Pasmem vocês que um debate no Congresso, para permitir o aborto em fetos sem cérebros, causou grande alvoroço na sociedade, sendo mesmo condenado pela Igreja. Se já deixaram nascer tantos deles – Brasília tem inúmeros exemplos, com políticos e altos funcionários atuando a pleno vapor – o que custa dar continuidade a seres que poderão ser úteis ao país no futuro?

A futrica, espionagem e manobras suspeitas grassam soltas. Operações da Polícia Federal prendem seus próprios delegados, envolvidos em roubos de carga, e juízes suspeitos de venderem sentenças. Todos negam, claro, sendo soltos em poucos dias.

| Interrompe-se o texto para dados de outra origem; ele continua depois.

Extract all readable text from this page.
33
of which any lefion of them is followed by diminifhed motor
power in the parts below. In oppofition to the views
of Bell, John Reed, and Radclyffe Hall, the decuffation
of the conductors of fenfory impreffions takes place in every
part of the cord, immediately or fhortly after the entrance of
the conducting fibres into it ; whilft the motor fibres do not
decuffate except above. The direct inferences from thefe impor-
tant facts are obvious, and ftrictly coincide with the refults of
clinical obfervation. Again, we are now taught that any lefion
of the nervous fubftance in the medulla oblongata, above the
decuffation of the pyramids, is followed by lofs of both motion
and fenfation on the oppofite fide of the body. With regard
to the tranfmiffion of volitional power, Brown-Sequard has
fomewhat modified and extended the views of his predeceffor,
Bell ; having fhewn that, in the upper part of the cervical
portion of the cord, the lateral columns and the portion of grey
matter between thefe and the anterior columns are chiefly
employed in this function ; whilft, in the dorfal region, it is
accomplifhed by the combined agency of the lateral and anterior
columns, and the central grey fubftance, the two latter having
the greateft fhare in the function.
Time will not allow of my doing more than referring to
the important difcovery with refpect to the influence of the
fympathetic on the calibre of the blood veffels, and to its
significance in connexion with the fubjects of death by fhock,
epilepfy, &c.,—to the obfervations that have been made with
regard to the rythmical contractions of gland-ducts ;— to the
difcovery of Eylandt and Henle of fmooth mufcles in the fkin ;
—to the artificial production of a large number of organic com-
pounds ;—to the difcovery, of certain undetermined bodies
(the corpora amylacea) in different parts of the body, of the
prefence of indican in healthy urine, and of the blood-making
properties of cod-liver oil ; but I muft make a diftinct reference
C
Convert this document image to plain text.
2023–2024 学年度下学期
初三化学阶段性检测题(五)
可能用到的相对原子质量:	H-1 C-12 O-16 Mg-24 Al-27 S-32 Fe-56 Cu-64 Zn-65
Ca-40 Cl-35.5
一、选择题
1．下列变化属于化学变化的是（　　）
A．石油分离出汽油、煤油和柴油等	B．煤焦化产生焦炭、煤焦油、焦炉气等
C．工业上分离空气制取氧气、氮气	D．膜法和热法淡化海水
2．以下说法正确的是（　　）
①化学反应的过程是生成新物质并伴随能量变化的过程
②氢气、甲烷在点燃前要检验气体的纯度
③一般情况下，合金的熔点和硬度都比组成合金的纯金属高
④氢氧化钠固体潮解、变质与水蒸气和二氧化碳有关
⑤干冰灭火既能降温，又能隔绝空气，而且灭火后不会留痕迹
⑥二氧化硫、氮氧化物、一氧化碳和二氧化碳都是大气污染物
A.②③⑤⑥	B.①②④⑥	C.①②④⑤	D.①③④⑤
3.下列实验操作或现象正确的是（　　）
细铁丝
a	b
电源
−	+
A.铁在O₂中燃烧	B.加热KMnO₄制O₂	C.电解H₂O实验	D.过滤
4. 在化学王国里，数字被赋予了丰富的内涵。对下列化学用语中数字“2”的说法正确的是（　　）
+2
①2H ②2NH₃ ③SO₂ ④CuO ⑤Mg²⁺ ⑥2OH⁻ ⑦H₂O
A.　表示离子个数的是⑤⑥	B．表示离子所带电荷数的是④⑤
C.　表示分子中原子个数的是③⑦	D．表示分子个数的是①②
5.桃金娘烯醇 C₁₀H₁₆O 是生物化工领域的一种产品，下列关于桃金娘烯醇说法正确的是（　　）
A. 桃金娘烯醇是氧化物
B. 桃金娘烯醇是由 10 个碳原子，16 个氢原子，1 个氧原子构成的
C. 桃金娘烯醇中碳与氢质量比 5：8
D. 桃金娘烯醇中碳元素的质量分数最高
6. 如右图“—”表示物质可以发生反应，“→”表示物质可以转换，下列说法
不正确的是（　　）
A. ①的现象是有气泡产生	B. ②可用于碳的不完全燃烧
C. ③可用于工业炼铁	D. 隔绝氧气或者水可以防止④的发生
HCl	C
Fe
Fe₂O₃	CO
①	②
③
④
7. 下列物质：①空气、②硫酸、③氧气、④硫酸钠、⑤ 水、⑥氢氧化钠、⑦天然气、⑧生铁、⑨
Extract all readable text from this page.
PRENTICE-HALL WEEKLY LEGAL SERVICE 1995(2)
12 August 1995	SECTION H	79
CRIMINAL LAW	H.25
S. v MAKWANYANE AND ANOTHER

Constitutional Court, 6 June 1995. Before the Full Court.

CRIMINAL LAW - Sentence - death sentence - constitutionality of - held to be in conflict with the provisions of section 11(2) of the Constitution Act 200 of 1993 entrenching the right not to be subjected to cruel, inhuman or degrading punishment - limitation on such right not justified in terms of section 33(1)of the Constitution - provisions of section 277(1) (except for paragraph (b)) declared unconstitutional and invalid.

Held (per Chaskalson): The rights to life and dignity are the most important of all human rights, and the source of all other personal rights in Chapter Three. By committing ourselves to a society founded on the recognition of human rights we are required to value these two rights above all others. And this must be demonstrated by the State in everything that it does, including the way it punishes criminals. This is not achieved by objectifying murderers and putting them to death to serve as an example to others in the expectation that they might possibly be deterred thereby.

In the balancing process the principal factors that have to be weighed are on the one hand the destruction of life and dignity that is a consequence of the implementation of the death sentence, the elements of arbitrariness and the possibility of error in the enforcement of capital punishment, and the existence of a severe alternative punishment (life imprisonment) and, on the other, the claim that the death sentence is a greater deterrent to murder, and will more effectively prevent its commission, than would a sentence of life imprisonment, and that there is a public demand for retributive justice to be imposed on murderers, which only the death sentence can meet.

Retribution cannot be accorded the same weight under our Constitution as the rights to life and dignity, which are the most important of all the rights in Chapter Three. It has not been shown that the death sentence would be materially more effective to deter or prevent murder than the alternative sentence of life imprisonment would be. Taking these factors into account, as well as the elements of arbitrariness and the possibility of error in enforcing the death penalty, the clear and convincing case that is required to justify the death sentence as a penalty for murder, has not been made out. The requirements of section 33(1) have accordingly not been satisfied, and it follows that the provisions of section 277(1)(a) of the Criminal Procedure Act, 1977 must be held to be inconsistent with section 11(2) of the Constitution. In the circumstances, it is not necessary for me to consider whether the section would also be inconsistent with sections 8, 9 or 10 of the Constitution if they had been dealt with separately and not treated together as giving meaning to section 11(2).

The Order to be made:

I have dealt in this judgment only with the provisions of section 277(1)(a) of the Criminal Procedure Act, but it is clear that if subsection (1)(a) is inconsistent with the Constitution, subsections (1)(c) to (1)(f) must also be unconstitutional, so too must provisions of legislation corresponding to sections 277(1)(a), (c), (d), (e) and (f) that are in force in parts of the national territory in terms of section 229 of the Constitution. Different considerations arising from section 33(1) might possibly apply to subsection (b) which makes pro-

Um português foi preso, acusado de entrar em computadores de ministros e funcionários de altos cargos a serviço de multinacionais , sendo apanhado – dizem as más línguas – porque portava um crachá que identificava sua função de espião.

O Movimento dos Sem-Terra invade tudo o que vê pela frente. O presidente Lula teve que usar de mandato judicial para expulsar meia dúzia deles que se recusavam a sair do banheiro de seu avião, muito propriamente chamado de “Sucatão” ou “Risco Brasil”.

Quanto à invasão de prédios do INSS, já lhes dou certa razão, por ser um lugar totalmente improdutivo.

A Lei do Abate, que permite derrubar aviões usados no tráfico de drogas e que não obedeçam a ordens para aterrissar, não terá efeito se tiver crianças a bordo. As que vendem drogas em favelas do Rio agora viajarão de avião.

Erros estratégicos existem, como a vitória no futebol contra a Argentina, que deixará de comprar de vez geladeiras brasileiras.

Por essas e outras – menos a fila do INSS – o País anda, o presidente Lula viaja e meus leitores de Iowa estão cobertos de razão.


(*) Stan O. Laurel já esteve à beira de abandonar sua especialidade de brasilianista por ser alvo constante do sarcasmo da população de sua cidade natal, que não acredita que o Brasil seja assim mesmo. Mas mudou de idéia e decidiu dar um crédito de confiança e continuar brasilianista até o fim do mandato do atual presidente brasileiro que, segundo ele, “é um baú cheio de assuntos quentes”.